City of Adel v. Georgia Power Co.

161 S.E.2d 297 | Ga. | 1968

224 Ga. 232 (1968)
161 S.E.2d 297

CITY OF ADEL
v.
GEORGIA POWER COMPANY.

24545.

Supreme Court of Georgia.

Argued March 13, 1968.
Decided April 8, 1968.

*234 M. Dale English, L. Clifford Adams, Jr., Heard & Leverett, for appellant.

Troutman, Sams, Schroder & Lockerman, William H. Schroder, Milton A. Carlton, Jr., Tillman, Brice, McTier & Coleman, B. Lamar Tillman, for appellee.

DUCKWORTH, Chief Justice.

Notwithstanding the numerous principles of law raised and discussed by opposing counsel, this case will be decided when the plain provisions of Ga. L. 1962, p. 119 (Code Ann. §§ 69-902, 69-903), are applied to the undisputed facts in this case. In order for the municipal authorities to acquire jurisdiction to extend the corporate limits they must have an application therefor signed by all the owners of all the lands embraced therein. This means that not even a foot of land can be so annexed in the absence of the signature of its owner on such application to annex. The owner of the right of way of State Highway 76 signed no such application. It is questionable in two other instances as to whether the annexation proceeding is void, but we need go no further than the right of way on which the power line is constructed.

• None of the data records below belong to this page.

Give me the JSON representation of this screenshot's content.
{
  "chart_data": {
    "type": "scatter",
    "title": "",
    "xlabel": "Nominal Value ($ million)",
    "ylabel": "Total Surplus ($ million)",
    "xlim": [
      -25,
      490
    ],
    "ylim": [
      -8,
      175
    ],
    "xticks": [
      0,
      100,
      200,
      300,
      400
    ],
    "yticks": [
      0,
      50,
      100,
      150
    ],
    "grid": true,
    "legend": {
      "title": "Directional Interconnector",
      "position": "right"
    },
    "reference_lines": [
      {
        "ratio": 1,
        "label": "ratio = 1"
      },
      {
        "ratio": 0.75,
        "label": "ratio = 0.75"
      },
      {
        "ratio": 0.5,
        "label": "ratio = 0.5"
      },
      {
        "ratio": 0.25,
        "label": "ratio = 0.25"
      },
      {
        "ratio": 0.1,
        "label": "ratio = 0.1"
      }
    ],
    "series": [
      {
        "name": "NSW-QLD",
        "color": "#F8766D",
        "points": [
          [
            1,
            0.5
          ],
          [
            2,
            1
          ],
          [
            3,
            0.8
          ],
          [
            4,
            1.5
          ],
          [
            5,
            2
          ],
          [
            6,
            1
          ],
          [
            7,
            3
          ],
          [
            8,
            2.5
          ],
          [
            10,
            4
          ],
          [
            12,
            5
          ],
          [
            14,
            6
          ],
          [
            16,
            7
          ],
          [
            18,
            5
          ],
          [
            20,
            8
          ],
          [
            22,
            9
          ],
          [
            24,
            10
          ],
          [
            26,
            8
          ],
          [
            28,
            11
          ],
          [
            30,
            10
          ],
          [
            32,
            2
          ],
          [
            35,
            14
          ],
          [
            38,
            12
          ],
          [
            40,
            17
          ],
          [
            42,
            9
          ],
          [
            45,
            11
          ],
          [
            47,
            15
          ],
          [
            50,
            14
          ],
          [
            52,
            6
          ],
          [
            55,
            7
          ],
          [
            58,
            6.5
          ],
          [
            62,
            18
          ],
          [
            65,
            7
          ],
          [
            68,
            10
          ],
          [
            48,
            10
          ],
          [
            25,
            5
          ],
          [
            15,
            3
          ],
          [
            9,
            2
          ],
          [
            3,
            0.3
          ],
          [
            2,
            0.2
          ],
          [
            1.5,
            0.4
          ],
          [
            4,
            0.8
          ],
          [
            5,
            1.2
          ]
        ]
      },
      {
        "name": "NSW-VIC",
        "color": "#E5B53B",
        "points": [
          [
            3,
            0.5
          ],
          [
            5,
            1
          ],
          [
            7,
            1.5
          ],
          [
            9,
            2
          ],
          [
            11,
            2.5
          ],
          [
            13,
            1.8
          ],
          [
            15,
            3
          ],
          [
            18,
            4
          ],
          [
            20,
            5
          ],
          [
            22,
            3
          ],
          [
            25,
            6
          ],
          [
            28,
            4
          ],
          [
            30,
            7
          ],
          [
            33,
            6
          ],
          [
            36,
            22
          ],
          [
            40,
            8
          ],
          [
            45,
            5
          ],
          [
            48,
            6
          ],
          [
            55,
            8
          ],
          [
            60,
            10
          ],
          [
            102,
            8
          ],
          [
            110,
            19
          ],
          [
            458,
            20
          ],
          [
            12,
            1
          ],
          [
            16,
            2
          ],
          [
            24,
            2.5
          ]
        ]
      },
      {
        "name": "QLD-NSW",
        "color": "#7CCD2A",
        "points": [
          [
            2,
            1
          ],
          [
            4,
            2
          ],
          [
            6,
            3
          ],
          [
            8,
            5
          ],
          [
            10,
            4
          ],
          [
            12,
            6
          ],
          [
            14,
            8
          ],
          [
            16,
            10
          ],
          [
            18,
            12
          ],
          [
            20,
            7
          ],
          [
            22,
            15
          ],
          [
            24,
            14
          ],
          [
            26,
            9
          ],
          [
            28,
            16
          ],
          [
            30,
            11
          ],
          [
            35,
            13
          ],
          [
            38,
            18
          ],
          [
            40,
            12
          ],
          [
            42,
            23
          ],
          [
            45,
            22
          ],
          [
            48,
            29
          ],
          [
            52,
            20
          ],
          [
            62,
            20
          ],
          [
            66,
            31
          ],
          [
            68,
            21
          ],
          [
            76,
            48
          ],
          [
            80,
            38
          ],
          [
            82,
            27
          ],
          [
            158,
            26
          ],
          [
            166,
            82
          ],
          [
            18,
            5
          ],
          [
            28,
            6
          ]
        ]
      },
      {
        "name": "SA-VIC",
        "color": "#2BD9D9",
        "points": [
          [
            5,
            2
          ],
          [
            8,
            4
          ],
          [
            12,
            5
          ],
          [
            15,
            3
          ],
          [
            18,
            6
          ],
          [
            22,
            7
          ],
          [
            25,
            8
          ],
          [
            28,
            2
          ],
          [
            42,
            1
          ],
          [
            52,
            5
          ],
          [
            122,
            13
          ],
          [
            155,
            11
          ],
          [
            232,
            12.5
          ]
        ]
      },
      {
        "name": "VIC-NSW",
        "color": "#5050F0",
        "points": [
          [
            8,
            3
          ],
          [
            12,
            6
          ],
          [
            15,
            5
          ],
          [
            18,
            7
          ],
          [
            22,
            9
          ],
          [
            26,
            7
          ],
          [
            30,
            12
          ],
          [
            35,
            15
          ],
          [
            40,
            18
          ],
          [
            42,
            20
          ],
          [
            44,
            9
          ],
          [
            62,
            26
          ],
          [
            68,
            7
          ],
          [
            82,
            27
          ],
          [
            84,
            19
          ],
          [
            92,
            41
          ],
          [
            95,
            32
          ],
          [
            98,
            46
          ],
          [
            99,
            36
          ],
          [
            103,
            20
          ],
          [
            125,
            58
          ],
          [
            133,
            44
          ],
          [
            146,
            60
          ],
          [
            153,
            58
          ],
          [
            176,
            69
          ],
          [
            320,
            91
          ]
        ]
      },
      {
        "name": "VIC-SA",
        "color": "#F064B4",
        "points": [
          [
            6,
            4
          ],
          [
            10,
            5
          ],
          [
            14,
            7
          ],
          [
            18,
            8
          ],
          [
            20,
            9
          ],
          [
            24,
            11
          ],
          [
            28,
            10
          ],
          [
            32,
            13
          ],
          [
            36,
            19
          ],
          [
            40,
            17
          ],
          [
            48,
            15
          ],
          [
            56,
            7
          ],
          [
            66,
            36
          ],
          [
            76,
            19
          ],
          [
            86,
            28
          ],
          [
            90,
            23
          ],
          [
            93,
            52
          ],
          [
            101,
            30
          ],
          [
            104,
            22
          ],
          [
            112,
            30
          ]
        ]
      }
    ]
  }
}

It is as simple as "A B C" that this right of way was not thereby annexed. The only answer to this simple logical fact that we have heard is that in some mysterious way the further content of the 1962 Act defining the meaning of "contiguous area," could, should or did cause the highway to become annexed. The obvious purpose of this definition is to explain the previous provision for annexing to the existing corporate limits unincorporated areas "contiguous to the existing corporate limits." This provision has no reference to any lands where the owners sign no application to annex. Its sole purpose is to say that although a road, creek, river, interstate highway, railroad, or even other municipal property of another political subdivision passes between the lands of *235 "A" and the corporate boundary, "A's" land is continguous for the purpose of annexing it when he signs an application therefor.

Therefore, when this record shows beyond question that the precise land upon which the Georgia Power Company has done everything complained about by the city is the right of way of State Highway No. 76, with the express permission of the State Highway Department, and that this area has never been annexed to the City of Adel because the owner of that right of way signed no application to be annexed — which is actually jurisdictional to annexation —, the trial court had no choice but to deny plaintiff's prayer for relief and grant the ruling prayed for by the defendant.

Judgment affirmed. All the Justices concur.